Пара, в которой трое | страница 146



Сейчас существует четкое деление: танцы и женское одиночное – это Москва, пары и мужское одиночное – это Питер. Но тогда Москва с Ленинградом соревновались в каждом виде. В Москве – Щеглова, в Ленинграде – Александрова; в Москве – Четверухин, Волков, потом Ковалев, в Ленинграде – Овчинников, Бобрин, Лисовский. Танцы – это московская епархия, ленинградцев в них никогда не было. А парное катание – начиная с Белоусовой и Протопопова – постоянная борьба, постоянные упреки в необъективности… И Москва чаще побеждала в этом негласном соревновании.

Ленинградская школа фигурного катания основана на театральных традициях, точнее, на балетных. А московская – образцово-показательная, в ней, на мой взгляд, больше техники, но меньше души.

Елена Анатольевна Чайковская для меня была самым ярким выразителем московской школы. Когда соревновались такие танцевальные пары, как ученики Тарасовой Моисеева и Миненков против учеников Чайковской Линичук и Карпоносова, я не считал вторых конкурентами по эстетическим позициям. Мне не нравилось, как они исполняют лезгинку, как они танцуют под мелодии суперпопулярного тогда певца Джо Дассена. Я не мог серьезно относиться к Гениным любовным порывам на льду. Я, как Станиславский, не верил! Но за Линичук и Карпоносовым стояла Чайковская, а я не принимал ее творческую линию. Мы иногда с ребятами сидели около телевизора и считали, сколько раз ее ученики в программе присядут на колено. Доходило до конфуза: мы сбивались со счета, как-то я насчитал семнадцать раз. Как может такой великий тренер, а Елена Анатольевна бесспорно заслужила такое определение, не видеть подобных просчетов?

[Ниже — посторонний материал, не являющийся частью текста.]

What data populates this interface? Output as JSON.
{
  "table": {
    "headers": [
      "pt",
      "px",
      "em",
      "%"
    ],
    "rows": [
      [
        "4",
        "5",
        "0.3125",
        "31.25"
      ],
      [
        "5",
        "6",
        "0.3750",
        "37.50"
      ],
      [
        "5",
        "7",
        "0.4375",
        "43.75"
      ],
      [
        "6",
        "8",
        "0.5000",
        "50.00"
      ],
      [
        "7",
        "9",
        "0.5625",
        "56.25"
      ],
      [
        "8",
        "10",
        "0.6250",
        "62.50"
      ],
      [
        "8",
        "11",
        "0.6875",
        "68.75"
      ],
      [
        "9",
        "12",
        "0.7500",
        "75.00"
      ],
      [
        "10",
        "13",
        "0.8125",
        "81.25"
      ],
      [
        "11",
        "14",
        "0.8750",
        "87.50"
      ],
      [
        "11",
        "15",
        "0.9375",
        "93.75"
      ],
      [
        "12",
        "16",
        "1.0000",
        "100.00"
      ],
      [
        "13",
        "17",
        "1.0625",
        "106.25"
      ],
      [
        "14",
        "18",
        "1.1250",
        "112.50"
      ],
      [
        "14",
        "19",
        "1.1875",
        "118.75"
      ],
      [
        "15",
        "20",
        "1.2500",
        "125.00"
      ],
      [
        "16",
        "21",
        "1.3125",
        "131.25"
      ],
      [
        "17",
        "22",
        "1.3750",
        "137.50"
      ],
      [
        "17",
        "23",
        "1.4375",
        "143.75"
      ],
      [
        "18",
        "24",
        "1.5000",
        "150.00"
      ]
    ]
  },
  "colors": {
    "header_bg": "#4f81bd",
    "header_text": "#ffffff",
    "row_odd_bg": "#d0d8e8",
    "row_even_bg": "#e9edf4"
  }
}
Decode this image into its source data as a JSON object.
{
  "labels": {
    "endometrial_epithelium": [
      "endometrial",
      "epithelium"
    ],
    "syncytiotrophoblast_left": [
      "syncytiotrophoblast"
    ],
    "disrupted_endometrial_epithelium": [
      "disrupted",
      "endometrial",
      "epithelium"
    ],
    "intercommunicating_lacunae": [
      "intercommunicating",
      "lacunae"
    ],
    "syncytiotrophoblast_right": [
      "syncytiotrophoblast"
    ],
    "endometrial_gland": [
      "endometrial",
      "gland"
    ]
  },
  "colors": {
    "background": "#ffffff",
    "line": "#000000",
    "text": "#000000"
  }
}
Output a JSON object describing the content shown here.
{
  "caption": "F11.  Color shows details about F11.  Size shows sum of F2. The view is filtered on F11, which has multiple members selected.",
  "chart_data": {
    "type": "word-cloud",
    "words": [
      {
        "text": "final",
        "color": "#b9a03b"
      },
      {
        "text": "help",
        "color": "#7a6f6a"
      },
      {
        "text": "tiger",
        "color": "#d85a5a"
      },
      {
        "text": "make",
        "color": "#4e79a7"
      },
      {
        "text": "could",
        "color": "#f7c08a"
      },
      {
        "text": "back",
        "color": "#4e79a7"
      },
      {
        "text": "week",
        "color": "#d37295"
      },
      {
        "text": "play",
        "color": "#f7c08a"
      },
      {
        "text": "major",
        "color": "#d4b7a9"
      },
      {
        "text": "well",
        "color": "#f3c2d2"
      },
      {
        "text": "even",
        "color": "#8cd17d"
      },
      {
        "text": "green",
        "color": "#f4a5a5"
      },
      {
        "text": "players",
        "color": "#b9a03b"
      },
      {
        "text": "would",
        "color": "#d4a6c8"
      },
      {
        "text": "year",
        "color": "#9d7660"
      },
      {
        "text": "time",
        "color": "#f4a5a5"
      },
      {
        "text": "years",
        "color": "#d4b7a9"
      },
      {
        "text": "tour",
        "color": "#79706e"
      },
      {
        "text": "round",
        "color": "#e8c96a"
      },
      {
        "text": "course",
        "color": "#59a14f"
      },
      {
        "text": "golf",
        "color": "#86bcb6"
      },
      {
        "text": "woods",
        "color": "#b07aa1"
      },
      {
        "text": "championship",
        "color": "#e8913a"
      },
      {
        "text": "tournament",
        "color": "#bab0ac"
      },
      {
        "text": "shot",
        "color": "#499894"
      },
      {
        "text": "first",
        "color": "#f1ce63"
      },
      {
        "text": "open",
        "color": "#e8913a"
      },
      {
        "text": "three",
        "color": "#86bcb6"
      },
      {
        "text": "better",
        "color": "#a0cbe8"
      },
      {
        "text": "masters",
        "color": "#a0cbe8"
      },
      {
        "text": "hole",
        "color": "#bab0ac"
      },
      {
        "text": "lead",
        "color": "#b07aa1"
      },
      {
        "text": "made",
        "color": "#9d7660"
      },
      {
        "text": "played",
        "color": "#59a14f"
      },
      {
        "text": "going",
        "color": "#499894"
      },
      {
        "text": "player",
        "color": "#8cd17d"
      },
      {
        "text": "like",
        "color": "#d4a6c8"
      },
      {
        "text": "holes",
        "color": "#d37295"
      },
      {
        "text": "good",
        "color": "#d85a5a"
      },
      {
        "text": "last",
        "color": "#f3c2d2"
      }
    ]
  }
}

Но прежде всего мое неприятие вызвано тем, что она сказала про «Паганини»: «Не надо махать руками перед сложным прыжком». И еще одна деталь: к ней от Игоря Борисовича Москвина ушел Володя Котин. Володя считался большой надеждой Москвина, и я в какой-то мере считал себя его наставником. Я с ним, еще с маленьким мальчиком, возился и показывал, как и что. Котин как хвостик за мной бегал. Его поклонение выглядело очень трогательно, а потом он подошел ко мне и сказал: «Игорь, я должен уйти к Чайковской, потому что, живя в Питере, никогда не смогу никуда вылезти». Открытым текстом и абсолютно честно. Было обидно: а как же патриотизм? Из Питера уезжать в Москву тогда еще не было принято. Кроме Саши Зайцева, по-моему, никто из фигуристов в Москву не перебрался. Тем не менее Котин изменил Москвину, Ленинграду и даже мне.